Sex education is more important, said Molina. However, he criticised the sex education policy followed by the four centre-left Coalition for Democracy administrations that have governed Chile since 1990. He said that although the policy is based on an accurate assessment of the problems and on ambitious goals, it lacks effective concrete actions.

The sex education plan for 2005-2010 which was launched by the Education Ministry in 2005 includes training for teachers and students, support for ongoing initiatives in educational and municipal establishments, panels in which media leaders take part, and the creation of mechanisms for assessing the results.

But Molina says it is just another “pilot project” that fails to build on experiences and methods developed and successfully tested by universities and non-governmental organisations over the past few decades.

The free distribution of the morning after pill drew howls of outrage from conservative sectors like the Catholic Church and the right-wing Independent Democratic Union (UDI), who argue that the pill is actually an abortion method, and that it is parents who should be in charge of educating their children about sexuality.

Several right-wing mayors even filed legal injunctions to block distribution of the morning after pill in the health centres located in their districts.

The legal battle played out in the Constitutional Court, which forced the president to give the national norms on fertility regulation the status of a “supreme decree” rather than a health regulation, in order to make them obligatory.

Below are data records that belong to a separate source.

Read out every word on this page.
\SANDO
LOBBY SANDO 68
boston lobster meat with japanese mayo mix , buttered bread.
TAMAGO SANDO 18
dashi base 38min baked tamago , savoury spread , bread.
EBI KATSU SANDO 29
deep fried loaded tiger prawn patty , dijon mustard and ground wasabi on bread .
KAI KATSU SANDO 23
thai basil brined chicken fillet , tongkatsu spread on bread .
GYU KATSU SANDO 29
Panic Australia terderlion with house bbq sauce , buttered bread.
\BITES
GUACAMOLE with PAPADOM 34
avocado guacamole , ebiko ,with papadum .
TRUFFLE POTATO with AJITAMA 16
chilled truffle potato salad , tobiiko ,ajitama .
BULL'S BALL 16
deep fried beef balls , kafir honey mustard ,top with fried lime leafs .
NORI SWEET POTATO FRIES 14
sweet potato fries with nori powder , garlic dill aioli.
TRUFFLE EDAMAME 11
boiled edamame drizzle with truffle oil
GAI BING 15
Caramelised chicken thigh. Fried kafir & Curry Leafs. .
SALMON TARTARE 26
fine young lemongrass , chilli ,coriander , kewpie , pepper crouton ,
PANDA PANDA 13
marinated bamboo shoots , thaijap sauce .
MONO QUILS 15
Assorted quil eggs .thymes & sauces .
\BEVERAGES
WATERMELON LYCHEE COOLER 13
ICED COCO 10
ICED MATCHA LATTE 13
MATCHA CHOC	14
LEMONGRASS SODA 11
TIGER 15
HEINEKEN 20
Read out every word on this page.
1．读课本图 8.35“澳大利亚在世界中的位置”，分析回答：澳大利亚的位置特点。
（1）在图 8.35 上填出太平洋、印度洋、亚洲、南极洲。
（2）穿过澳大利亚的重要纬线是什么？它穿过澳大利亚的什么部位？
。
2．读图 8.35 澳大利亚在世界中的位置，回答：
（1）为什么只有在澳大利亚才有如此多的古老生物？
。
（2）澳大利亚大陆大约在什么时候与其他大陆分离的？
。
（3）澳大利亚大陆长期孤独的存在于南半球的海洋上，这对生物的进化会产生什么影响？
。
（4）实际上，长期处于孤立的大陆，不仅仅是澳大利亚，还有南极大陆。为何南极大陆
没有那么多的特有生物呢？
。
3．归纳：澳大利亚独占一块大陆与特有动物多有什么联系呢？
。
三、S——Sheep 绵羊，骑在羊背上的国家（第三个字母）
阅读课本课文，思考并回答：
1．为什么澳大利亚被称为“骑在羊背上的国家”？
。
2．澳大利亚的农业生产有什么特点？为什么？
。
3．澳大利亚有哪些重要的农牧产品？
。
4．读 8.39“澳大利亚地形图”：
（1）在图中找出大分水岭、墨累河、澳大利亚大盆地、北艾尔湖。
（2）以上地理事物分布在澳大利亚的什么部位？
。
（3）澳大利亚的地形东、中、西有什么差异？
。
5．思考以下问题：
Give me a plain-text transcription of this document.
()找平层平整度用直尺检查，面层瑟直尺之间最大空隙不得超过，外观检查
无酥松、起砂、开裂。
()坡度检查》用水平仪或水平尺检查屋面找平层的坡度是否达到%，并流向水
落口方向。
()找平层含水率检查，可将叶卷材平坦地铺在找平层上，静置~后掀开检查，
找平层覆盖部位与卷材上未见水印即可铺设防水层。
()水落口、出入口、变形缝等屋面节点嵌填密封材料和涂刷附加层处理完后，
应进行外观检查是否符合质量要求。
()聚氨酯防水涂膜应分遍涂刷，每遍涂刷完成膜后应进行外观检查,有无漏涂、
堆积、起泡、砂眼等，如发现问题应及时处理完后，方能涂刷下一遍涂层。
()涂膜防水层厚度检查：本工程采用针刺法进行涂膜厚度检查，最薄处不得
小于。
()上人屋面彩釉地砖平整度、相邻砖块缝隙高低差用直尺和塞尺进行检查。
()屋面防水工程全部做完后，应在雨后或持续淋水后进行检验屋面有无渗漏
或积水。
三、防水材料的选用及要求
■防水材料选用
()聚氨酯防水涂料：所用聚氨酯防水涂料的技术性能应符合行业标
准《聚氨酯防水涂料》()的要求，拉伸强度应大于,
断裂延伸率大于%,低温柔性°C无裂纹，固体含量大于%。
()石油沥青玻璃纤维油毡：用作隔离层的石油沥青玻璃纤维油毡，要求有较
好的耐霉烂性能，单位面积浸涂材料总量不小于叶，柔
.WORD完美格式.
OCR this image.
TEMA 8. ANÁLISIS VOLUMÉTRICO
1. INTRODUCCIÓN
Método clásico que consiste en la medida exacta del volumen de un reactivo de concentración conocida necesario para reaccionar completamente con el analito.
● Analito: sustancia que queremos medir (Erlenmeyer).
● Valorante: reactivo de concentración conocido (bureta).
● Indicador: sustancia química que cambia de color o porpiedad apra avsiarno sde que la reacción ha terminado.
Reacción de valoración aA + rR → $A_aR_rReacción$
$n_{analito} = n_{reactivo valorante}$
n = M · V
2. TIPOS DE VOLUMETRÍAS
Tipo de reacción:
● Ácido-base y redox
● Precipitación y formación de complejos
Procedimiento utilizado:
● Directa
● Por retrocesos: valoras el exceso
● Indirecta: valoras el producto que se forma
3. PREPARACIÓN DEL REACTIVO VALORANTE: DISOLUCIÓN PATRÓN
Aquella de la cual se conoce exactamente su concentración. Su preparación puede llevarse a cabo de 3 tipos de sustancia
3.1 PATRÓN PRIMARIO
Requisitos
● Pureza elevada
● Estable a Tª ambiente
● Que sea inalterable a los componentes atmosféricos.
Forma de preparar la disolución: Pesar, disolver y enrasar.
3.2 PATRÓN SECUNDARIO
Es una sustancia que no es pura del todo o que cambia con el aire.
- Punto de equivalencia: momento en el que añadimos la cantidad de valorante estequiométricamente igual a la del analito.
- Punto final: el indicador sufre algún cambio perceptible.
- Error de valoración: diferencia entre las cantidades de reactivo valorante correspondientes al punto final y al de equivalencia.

If the mayors do not allow the morning after pill to be distributed in municipal health centres – as three of them have threatened to do – they will face penalties to be determined by the comptroller-general’s office.

The executive branch is currently preparing to purchase the morning after pill for distribution in the public health system and is consulting the public with respect to their views on “norms for counselling on sexual and reproductive health care for adolescents”.

The Health Ministry is receiving comments and suggestions from the public on its web site up to Mar. 15.